Insurance major LIC has countered an allegation of favouritism by the United States Trade Representative (USTR) .
The USTR, in its 2025 National Trade Estimate Report on Foreign Trade Barriers, has highlighted several non-trade barriers that the US faces in India. As part of the service barriers, the USTR has flagged an unequal level playing field in the insurance market, with state-owned companies not subject to the same law and prudential supervision as private firms.
Specifically citing the example of LIC, the report said, “Currently, the Indian government maintains an explicit sovereign guarantee on every life insurance corporation (LIC) policy. As a result, many customers choose to buy LIC policies over those offered by private insurers, giving LIC an unfair competitive advantage.”
While section 37 of the Life Insurance Corporation Act, 1956 has the provision of policies to be guaranteed by the central government, LIC said that the statutory provision, which was provided at the time of establishment of the insurer to build public confidence in the early years of nationalisation, has never been invoked or used as a marketing tool or has provided any undue advantage.
The insurance industry in India is regulated by the IRDAI. LIC said that for the past 25 years, it has operated in a fully competitive market which currently also has 24 private life insurance companies. LIC, however, is the largest life insurance company in India with a market share of 58.87 per cent in FY24.

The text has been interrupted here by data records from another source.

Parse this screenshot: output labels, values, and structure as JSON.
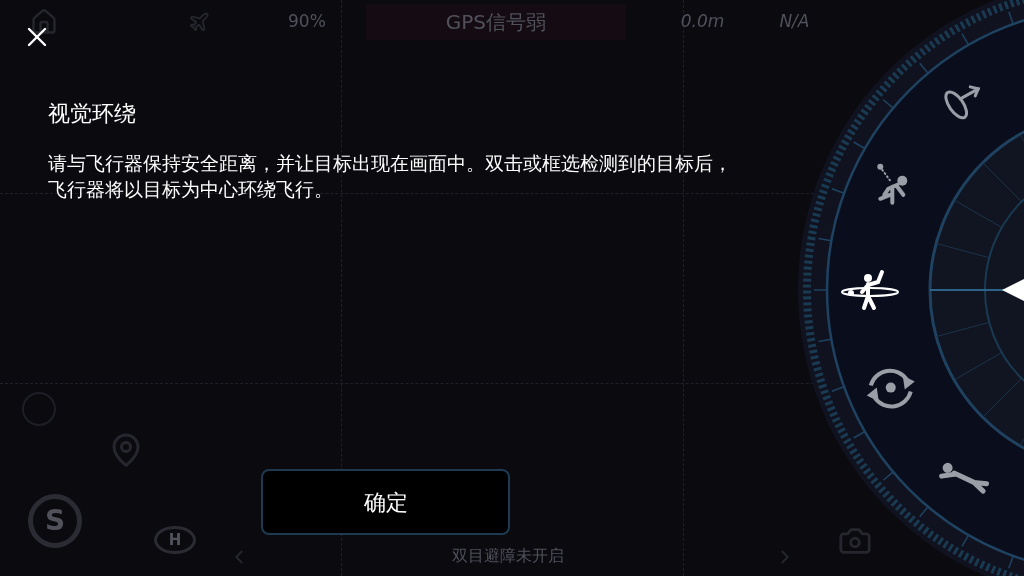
{
  "status_bar": {
    "battery": "90%",
    "gps": "GPS信号弱",
    "height": "0.0m",
    "distance": "N/A"
  },
  "left_tools": {
    "stop_label": "S",
    "home_label": "H"
  },
  "dialog": {
    "title": "视觉环绕",
    "description": "请与飞行器保持安全距离，并让目标出现在画面中。双击或框选检测到的目标后，飞行器将以目标为中心环绕飞行。",
    "confirm": "确定"
  },
  "modes": [
    {
      "kind": "launch",
      "selected": false
    },
    {
      "kind": "follow",
      "selected": false
    },
    {
      "kind": "orbit_person",
      "selected": true
    },
    {
      "kind": "orbit",
      "selected": false
    },
    {
      "kind": "lie",
      "selected": false
    }
  ],
  "bottom_notice": "双目避障未开启"
}
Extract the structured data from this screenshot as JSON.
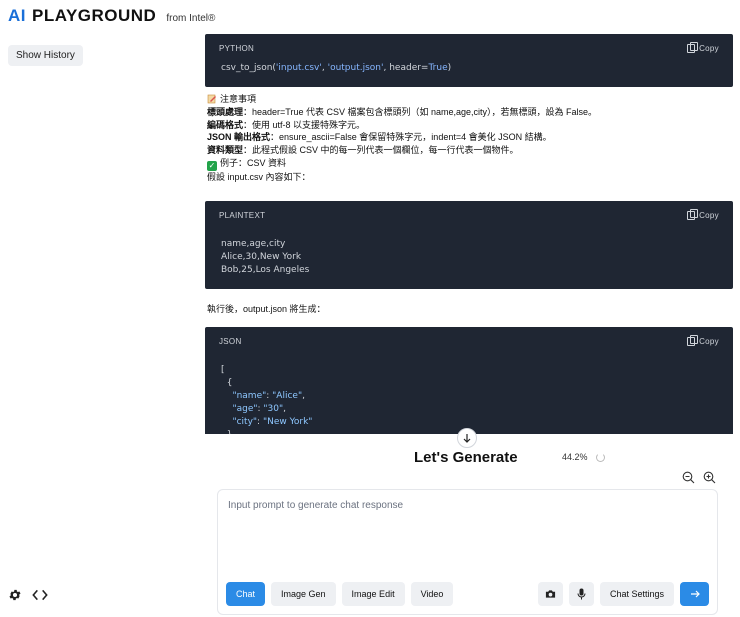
{
  "brand": {
    "ai": "AI",
    "playground": "PLAYGROUND",
    "from": "from Intel®"
  },
  "sidebar": {
    "show_history": "Show History"
  },
  "code1": {
    "lang": "PYTHON",
    "copy": "Copy"
  },
  "code2": {
    "lang": "PLAINTEXT",
    "copy": "Copy",
    "lines": [
      "name,age,city",
      "Alice,30,New York",
      "Bob,25,Los Angeles"
    ]
  },
  "code3": {
    "lang": "JSON",
    "copy": "Copy"
  },
  "notes": {
    "heading": "注意事項",
    "l1_label": "標頭處理",
    "l1_text": "：header=True 代表 CSV 檔案包含標頭列（如 name,age,city），若無標頭，設為 False。",
    "l2_label": "編碼格式",
    "l2_text": "：使用 utf-8 以支援特殊字元。",
    "l3_label": "JSON 輸出格式",
    "l3_text": "：ensure_ascii=False 會保留特殊字元，indent=4 會美化 JSON 結構。",
    "l4_label": "資料類型",
    "l4_text": "：此程式假設 CSV 中的每一列代表一個欄位，每一行代表一個物件。",
    "example": "例子：CSV 資料",
    "assume": "假設 input.csv 內容如下："
  },
  "after_text": "執行後，output.json 將生成：",
  "status": {
    "title": "Let's Generate",
    "progress": "44.2%"
  },
  "prompt": {
    "placeholder": "Input prompt to generate chat response"
  },
  "tabs": [
    {
      "label": "Chat"
    },
    {
      "label": "Image Gen"
    },
    {
      "label": "Image Edit"
    },
    {
      "label": "Video"
    }
  ],
  "actions": {
    "chat_settings": "Chat Settings"
  }
}
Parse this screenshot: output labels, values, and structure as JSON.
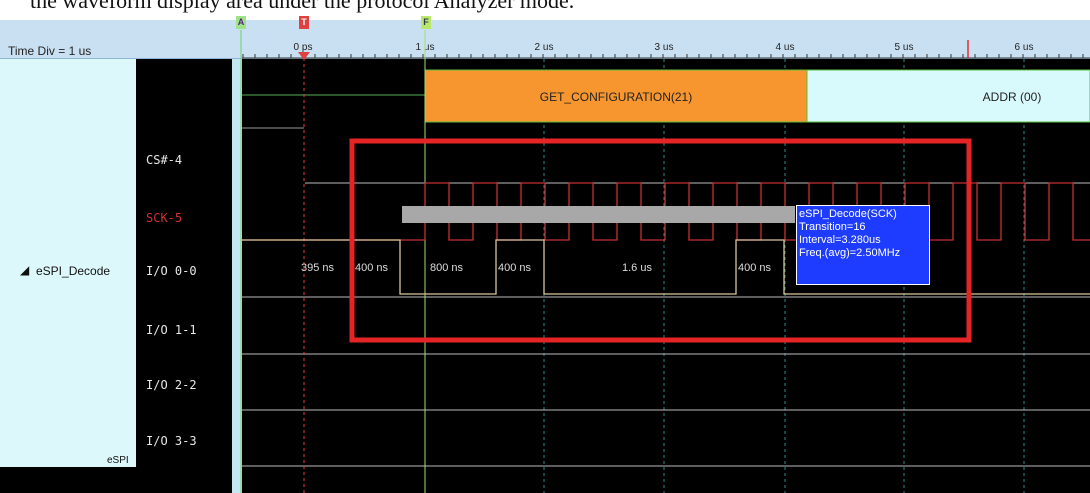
{
  "caption": "the waveform display area under the protocol Analyzer mode.",
  "header": {
    "time_div_label": "Time Div = 1 us",
    "ticks": [
      "0 ps",
      "1 us",
      "2 us",
      "3 us",
      "4 us",
      "5 us",
      "6 us"
    ]
  },
  "markers": {
    "a": "A",
    "t": "T",
    "f": "F"
  },
  "sidebar": {
    "group_name": "eSPI_Decode",
    "group_short": "eSPI"
  },
  "channels": [
    "CS#-4",
    "SCK-5",
    "I/O 0-0",
    "I/O 1-1",
    "I/O 2-2",
    "I/O 3-3"
  ],
  "packets": {
    "first": "GET_CONFIGURATION(21)",
    "second": "ADDR (00)"
  },
  "measurements": [
    "395 ns",
    "400 ns",
    "800 ns",
    "400 ns",
    "1.6 us",
    "400 ns"
  ],
  "tooltip": {
    "line1": "eSPI_Decode(SCK)",
    "line2": "Transition=16",
    "line3": "Interval=3.280us",
    "line4": "Freq.(avg)=2.50MHz"
  },
  "colors": {
    "packet_orange": "#f7962e",
    "packet_cyan": "#d8fafc",
    "sck_red": "#d43030",
    "highlight_box": "#e52525",
    "tooltip_blue": "#1e3cff"
  }
}
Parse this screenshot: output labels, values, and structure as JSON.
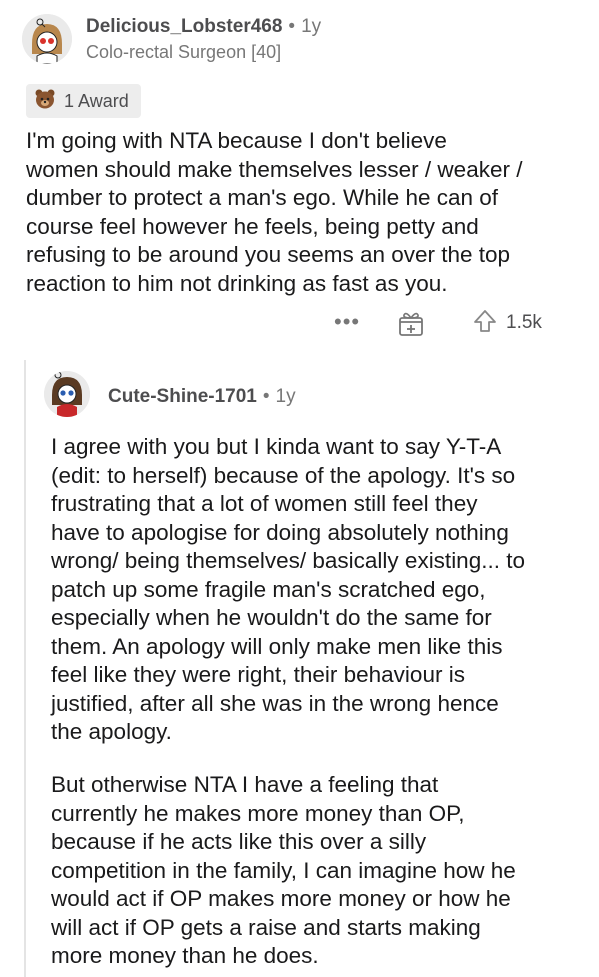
{
  "comment": {
    "username": "Delicious_Lobster468",
    "separator": "•",
    "age": "1y",
    "flair": "Colo-rectal Surgeon [40]",
    "award_label": "1 Award",
    "body": "I'm going with NTA because I don't believe\nwomen should make themselves lesser / weaker /\ndumber to protect a man's ego. While he can of\ncourse feel however he feels, being petty and\nrefusing to be around you seems an over the top\nreaction to him not drinking as fast as you.",
    "actions": {
      "more_label": "•••",
      "upvote_count": "1.5k"
    }
  },
  "reply": {
    "username": "Cute-Shine-1701",
    "separator": "•",
    "age": "1y",
    "paragraph_1": "I agree with you but I kinda want to say Y-T-A\n(edit: to herself) because of the apology. It's so\nfrustrating that a lot of women still feel they\nhave to apologise for doing absolutely nothing\nwrong/ being themselves/ basically existing... to\npatch up some fragile man's scratched ego,\nespecially when he wouldn't do the same for\nthem. An apology will only make men like this\nfeel like they were right, their behaviour is\njustified, after all she was in the wrong hence\nthe apology.",
    "paragraph_2": "But otherwise NTA I have a feeling that\ncurrently he makes more money than OP,\nbecause if he acts like this over a silly\ncompetition in the family, I can imagine how he\nwould act if OP makes more money or how he\nwill act if OP gets a raise and starts making\nmore money than he does."
  },
  "icons": {
    "avatar_1": "snoo-avatar-icon",
    "avatar_2": "snoo-avatar-icon",
    "award": "bear-award-icon",
    "more": "more-dots-icon",
    "gift": "gift-icon",
    "upvote": "upvote-arrow-icon"
  },
  "colors": {
    "text": "#1a1a1b",
    "meta": "#777777",
    "award_bg": "#ededed"
  }
}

“We firmly believe the USTR’s views are based on an incomplete understanding of Indian insurance regulation and LIC’s functioning. We urge for a more balanced and factual appreciation of LIC’s role and contribution to financial inclusion and policyholder protection in India,” LIC said in a statement.
“LIC remains committed to upholding the highest standards of governance, service, and customer trust,” Siddhartha Mohanty, CEO and managing director of LIC, said.
Strict rules
While welcoming the decision of the Indian government of a 100 per cent foreign direct investment in the insurance sector, the USTR report also points out to the safeguards such as majority of board members to be Indian residents, higher solvency requirement for foreign invested insurers, which act as potential service barriers for foreign insurance companies.
Indian insurance industry sources, however, said that these are one-sided views and several measures are already being taken to allow more capital to flow into the insurance sector which in turn will help to widen the insurance net.
The IRDAI has taken several steps, such as allowing private equity funds to invest directly in insurance companies through special purpose vehicles. Investment up to 25 per cent of the paid-up capital is also allowed by single investors and provisions have also been made to allow promoters to dilute their stake up to 26 per cent, said an industry source.